Un certain « décroissant » sera donc face à un phénomène concentrant une affectivité tragique très intense, du point de vue de la société qui épouse les évaluations capitalistes. La technologie est ce que l’on adore et qui en même temps « nous » détruit impitoyablement, sans que « nous » le sachions vraiment… quoiqu’en fait « nous » le devinions inconsciemment. Ne sachant pas se contrôler lui-même émotivement, ce « décroissant », confronté à une complexité matérielle et psychique presque sublime, qui lui en impose, réagit par le rejet pur et simple, rejet impensé, horrifié. Il ne crée aucune valeur, mais oppose deux points de vue que le capitalisme, essentiellement dialectique, comprend déjà : le point de vue d’une glorification, en superficie, de la technologie ; et le point de vue d’une terreur inconsciente face à cette même technologie. Inconscient lui-même, ce décroissant peu précis pourra devenir, hélas, un conseiller qui s’ignore des capitalistes.

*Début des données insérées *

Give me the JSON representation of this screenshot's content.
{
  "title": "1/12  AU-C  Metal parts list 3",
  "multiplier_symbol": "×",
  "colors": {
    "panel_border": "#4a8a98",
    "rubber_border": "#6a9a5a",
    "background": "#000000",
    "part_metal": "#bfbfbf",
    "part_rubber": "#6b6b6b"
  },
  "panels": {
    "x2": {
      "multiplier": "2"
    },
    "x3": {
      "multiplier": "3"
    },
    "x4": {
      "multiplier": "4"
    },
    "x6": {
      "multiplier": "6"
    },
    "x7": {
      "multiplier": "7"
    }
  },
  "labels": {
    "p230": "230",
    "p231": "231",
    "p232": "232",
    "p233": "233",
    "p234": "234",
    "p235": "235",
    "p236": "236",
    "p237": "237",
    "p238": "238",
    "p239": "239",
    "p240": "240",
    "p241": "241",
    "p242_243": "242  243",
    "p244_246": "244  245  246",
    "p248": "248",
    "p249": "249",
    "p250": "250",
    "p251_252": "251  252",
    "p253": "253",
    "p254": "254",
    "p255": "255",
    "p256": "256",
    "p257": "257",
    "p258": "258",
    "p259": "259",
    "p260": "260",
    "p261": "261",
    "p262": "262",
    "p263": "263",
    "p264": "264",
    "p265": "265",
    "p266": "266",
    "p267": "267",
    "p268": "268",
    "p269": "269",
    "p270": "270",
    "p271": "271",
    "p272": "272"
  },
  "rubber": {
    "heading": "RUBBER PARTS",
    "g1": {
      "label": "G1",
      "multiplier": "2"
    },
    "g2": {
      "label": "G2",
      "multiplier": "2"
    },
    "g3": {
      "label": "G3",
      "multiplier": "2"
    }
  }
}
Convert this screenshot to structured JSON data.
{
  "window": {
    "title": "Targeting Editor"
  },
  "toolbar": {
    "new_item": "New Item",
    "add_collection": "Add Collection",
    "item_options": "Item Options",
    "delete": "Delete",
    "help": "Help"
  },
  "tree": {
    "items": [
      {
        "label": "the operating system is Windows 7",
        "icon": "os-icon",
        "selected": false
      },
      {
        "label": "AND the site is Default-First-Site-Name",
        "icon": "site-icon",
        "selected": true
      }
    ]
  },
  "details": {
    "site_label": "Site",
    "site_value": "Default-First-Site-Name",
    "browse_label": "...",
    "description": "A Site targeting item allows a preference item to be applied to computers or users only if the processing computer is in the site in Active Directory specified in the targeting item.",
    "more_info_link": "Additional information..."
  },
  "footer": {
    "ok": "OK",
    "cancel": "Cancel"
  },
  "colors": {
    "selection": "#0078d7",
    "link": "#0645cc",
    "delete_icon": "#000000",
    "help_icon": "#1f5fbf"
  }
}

Dans la mesure où un tel type de « décroissant » n’est souvent que réformiste, il indique malgré lui une certaine voie que pourrait vouloir suivre un certain « capitalisme » plus « conscient », pour perdurer plus longtemps (ou pour retarder l’échéance de ses crises) : il s’agirait par exemple, pour les capitalistes, de se passer davantage des technologies, ou de minimiser, d’optimiser différemment, le principe technologique, pour qu’il y ait dès lors, proportionnellement, plus de travail vivant susceptible de créer de la valeur. Un tel « décroissant », s’il formulait sa visée précise, viserait alors une « décroissance » sur le plan de la richesse réelle, mais une « croissance » sur le plan de la richesse abstraite, soit le développement plus durable, de fait, d’un capitalisme éventuellement plus « soft » en apparence, mais pas moins suicidaire et destructeur dans les faits.

Cette « voie », toutefois, outre qu’elle n’abolit pas le capitalisme, mais abolit bien plutôt la radicalité du projet décroissant, sera, en plus, du point de vue d’un capitalisme existant, tout à fait hors de propos : en effet, structurellement parlant, les deux choix qui « s’offrent » aux capitalistes « réalistes » aujourd’hui sont, soit une production « concurrentielle » dans des usines high tech, soit une production sous-payée dans les périphéries, et, dans un cas comme dans l’autre, il n’est pas vraiment question de considérer que les enjeux « écologiques », ou que les enjeux d’une restructuration des composants organiques du capital, fondamentalement, pourraient être solubles dans ce projet contemporain d’accumulation de valeur.

Des alternatives « vertes », cohabitant localement avec un système mondial massivement destructeur, finiront, hélas, par devenir des cautions « écolos » spectaculaires, pour l’organisation méthodique du désastre anti-écologique.

Une certaine « économie sociale solidaire » rendue soudainement très visible, remplira trop souvent une fonction analogue (dans le pire des cas, même des banquiers s’infiltreront dans cette brèche – « Crédit Coopératif », etc.)


Cette critique tendancieuse formulée par ce genre de « décroissants » est à contre-fin : en effet, cette critique, dans le pire des cas, pourra faire persister le capitalisme par lequel une logique abstraite qui se pense dans quelque infinité fallacieuse se poursuit, et donc elle pourra faire persister un système économique aberrant, où tout contrôle humain est aboli, et par lequel toutes les crises écologiques que nous connaissons sont renforcées.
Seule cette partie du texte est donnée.